After the lesson, I received an email from a parent of one of our virtual learners thanking me for the fast-paced lesson. I did not take into account that I would be on camera for more than just my students! While this was a nerve-wracking realization after the fact, I was encouraged by the support and the gratitude from our parents.

Since this lesson, I have filled in for numerous teachers due to a lack of substitutes at any given time. I have improved and focused on building rapport with all students before jumping into instruction. The direct instruction model I used continues to work well.
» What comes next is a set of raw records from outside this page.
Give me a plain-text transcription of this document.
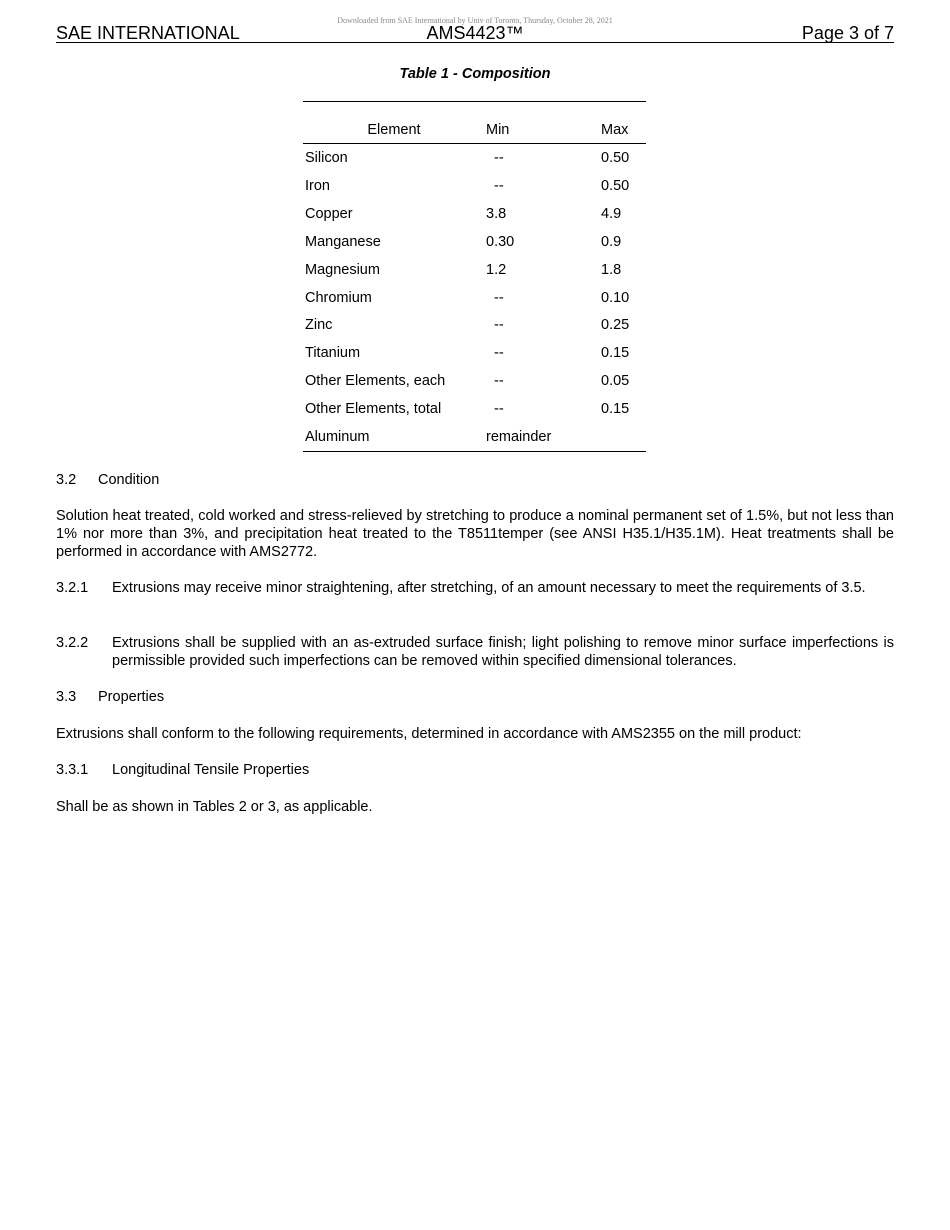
Downloaded from SAE International by Univ of Toronto, Thursday, October 28, 2021
SAE INTERNATIONAL	AMS4423™	Page 3 of 7
Table 1 - Composition
Element	Min	Max
Silicon	--	0.50
Iron	--	0.50
Copper	3.8	4.9
Manganese	0.30	0.9
Magnesium	1.2	1.8
Chromium	--	0.10
Zinc	--	0.25
Titanium	--	0.15
Other Elements, each	--	0.05
Other Elements, total	--	0.15
Aluminum	remainder
3.2 Condition
Solution heat treated, cold worked and stress-relieved by stretching to produce a nominal permanent set of 1.5%, but not less than 1% nor more than 3%, and precipitation heat treated to the T8511temper (see ANSI H35.1/H35.1M). Heat treatments shall be performed in accordance with AMS2772.
3.2.1 Extrusions may receive minor straightening, after stretching, of an amount necessary to meet the requirements of 3.5.
3.2.2 Extrusions shall be supplied with an as-extruded surface finish; light polishing to remove minor surface imperfections is permissible provided such imperfections can be removed within specified dimensional tolerances.
3.3 Properties
Extrusions shall conform to the following requirements, determined in accordance with AMS2355 on the mill product:
3.3.1 Longitudinal Tensile Properties
Shall be as shown in Tables 2 or 3, as applicable.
Mini whiteboards have been a wonderful resource as long as I can encourage the virtual students to turn on their cameras. I shared my thoughts, struggles, and realizations about my experiences in an email with my teachers, and also included the Hollingsworth podcast.

Through my decision to teach in this blended learning environment, my hope was to gain empathy for my stakeholders’ experiences. There are still struggles, but my teachers are amazing. They put a tremendous amount of pressure on themselves to provide great instruction and a welcoming environment. I have stressed to them in our conversations to be OK with everything not going according to plan. The last thing they need right now is added pressure to do a perfect job.

I have yet to walk into a classroom and not be incredibly encouraged by what is happening. I find teachers collaborating with each other and taking risks to see what will work best for our students. It is inspiring to me, as a principal, to see their work. I feel that I have become a better leader by understanding my teachers’ and students’ experiences, and this gives me further appreciation for why 2020 is, certainly, a year unlike any other.

Ian Daecher is the principal at Landisville Intermediate Center in Landisville, PA.